Rather than employ traditional facial animation methods with polygons, images of real human faces were captured from eight different angles and superimposed on the character models. This eerie effect is similar to projecting film onto the blank face of a mannequin, the same technique used to animate a severed head in Disney's Haunted Mansion attraction.
The most notable aspect of Siren's development is that it was co-conceived and directed by Keiichirō Toyama, who had previously directed the original Silent Hill. Other former members of Team Silent, Naoko Satō and Isao Takahashi, also had critical roles in Siren's creation.
Siren is set in a remote, rural Japanese mountain village named Hanuda (羽生蛇村 Hanyūda-mura?), which is described as being very traditional and particularly xenophobic.

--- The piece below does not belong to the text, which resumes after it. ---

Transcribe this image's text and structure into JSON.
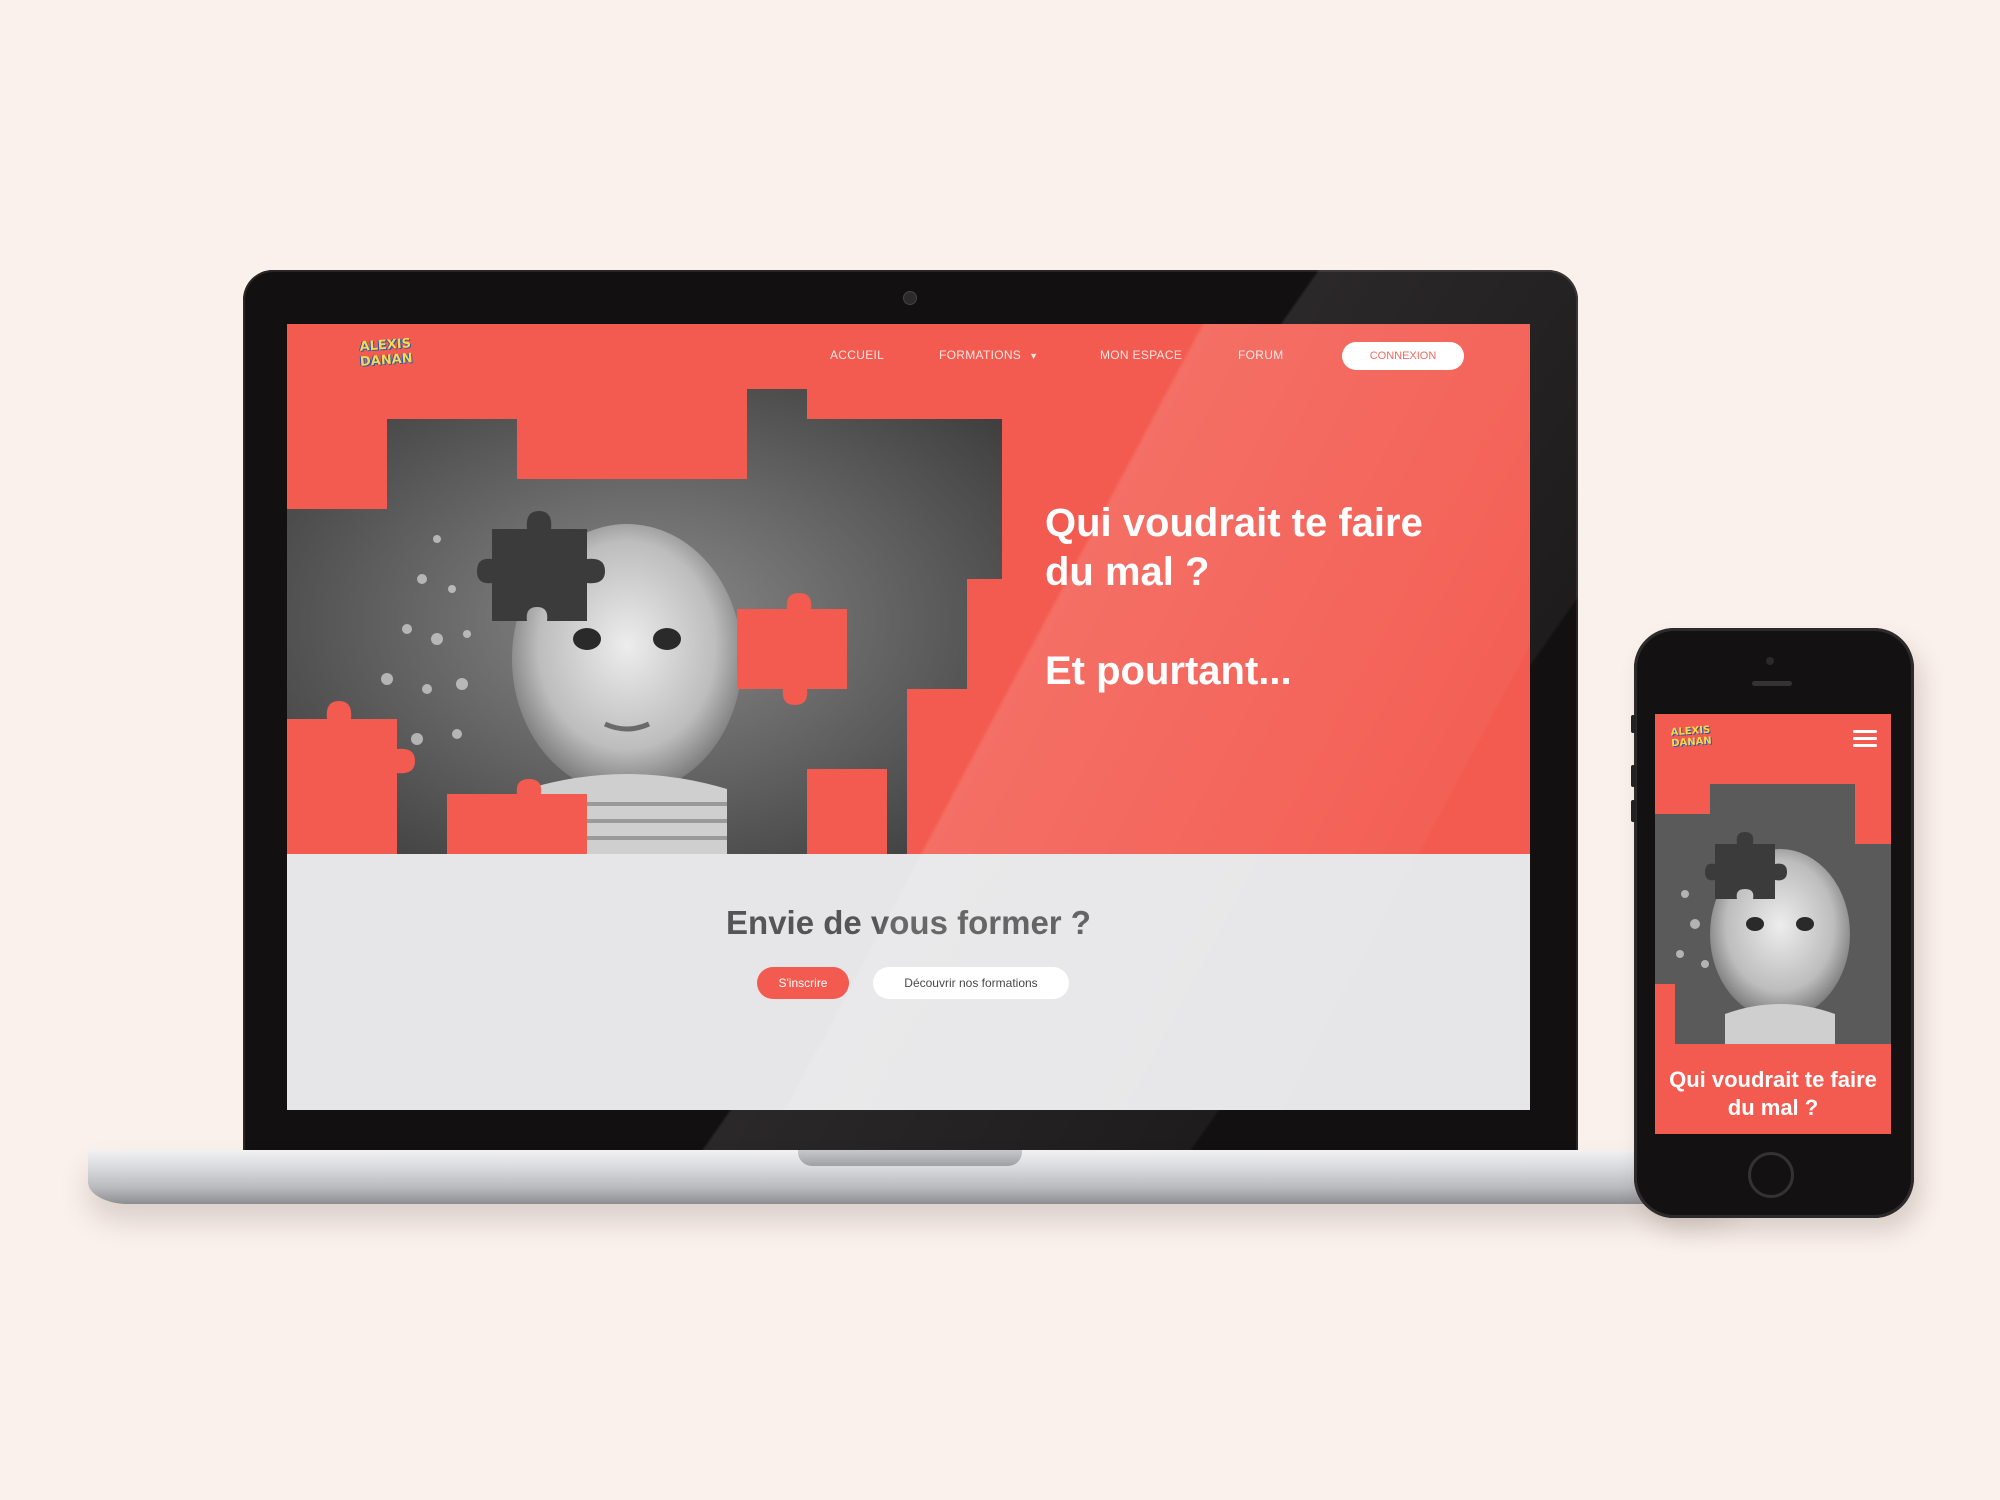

Following the interruption of a ritual ceremony in the forest near midnight and a subsequent earthquake, the village teeters wildly between time and space, with an infinite sea of blood-red water in place of the usual surrounding mountains. The crux of the story focuses on the efforts of Hisako Yao, the leader of a strange local religion, to resurrect or re-awaken a being known as Datatsushi through an occult ceremony.
The siren of the title is the call of Datatsushi, summoning the residents of Hanuda to immerse themselves in the red water, thus creating an army of subordinates called shibito (屍人 shibito?, lit. "corpse people"). The shibito then go about building a nest to house the corporeal form of Datatsushi once it is summoned, as well as killing and converting any living humans left in Hanuda. The story is told through the perspectives of ten survivors, some of whom are natives of Hanuda, and is presented out of chronological order over the three days in which the mystery takes place.